John M. Stahl’s direction is fairly restrained, which is the right approach. There’s no need for fancy camerawork when the plot is so melodramatic and the emotions are so over-the-top. But whenever he needs to grab our attention he does so with superb skill. The scene on the lake (I can’t say more for fear of spoilers) may be the most chilling scene in any movies of the 40s. There’s also a brief moment where Ellen is about to wave to Richard then changes her mind because there’s no point.
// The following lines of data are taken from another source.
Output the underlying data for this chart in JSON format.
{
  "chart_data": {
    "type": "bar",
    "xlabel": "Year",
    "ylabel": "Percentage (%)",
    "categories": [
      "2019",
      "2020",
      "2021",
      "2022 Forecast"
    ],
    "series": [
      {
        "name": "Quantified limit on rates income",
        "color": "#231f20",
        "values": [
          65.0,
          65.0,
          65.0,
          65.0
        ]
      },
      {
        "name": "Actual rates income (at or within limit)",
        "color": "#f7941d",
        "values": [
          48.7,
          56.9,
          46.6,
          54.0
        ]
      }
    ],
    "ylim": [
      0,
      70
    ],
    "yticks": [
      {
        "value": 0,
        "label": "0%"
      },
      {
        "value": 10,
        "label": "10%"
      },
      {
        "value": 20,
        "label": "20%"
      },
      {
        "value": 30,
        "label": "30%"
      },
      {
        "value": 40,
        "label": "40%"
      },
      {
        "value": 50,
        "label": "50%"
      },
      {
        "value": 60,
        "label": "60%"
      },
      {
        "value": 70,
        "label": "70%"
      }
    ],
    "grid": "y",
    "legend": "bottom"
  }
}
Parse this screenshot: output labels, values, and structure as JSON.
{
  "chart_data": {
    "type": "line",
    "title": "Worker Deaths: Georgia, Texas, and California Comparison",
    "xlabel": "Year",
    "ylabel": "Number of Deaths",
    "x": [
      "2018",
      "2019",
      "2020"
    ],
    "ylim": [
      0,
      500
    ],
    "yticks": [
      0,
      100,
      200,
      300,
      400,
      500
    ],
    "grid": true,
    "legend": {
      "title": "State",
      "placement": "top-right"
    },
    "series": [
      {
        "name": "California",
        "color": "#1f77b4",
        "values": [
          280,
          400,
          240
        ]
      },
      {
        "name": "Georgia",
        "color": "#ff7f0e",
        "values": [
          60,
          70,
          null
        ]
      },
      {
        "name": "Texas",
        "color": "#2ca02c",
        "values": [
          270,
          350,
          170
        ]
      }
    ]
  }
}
In a few seconds it sums up her entire tragedy, her inability to escape from her own interior world.
To me that’s the essence of the film. Ellen is incapable of interacting with the world or with other people in a meaningful way. She is incapable of friendship. But she is capable of love and since she knows no other way to make contact with others she loves much too intensely. She is completely unable to comprehend other people’s actions and motivations and continually misinterprets both. She then becomes more isolated and more paranoid. And having no friends there is no-one to tell her that she’s starting to behave in a very dangerous manner.
She’s certainly a monster, but she’s a human monster and there are reasons for her madness. Gene Tierney’s performance is extraordinary. She makes Ellen believable and comprehensible and even sympathetic. It’s a bit like Peter Lorre’s performance in M, making a character who can’t possibly be sympathetic engage our sympathies anyway, even while the character appalls us at the same time.
It’s an outrageous movie but it’s done with sufficient conviction and sufficient skill and somehow it all works.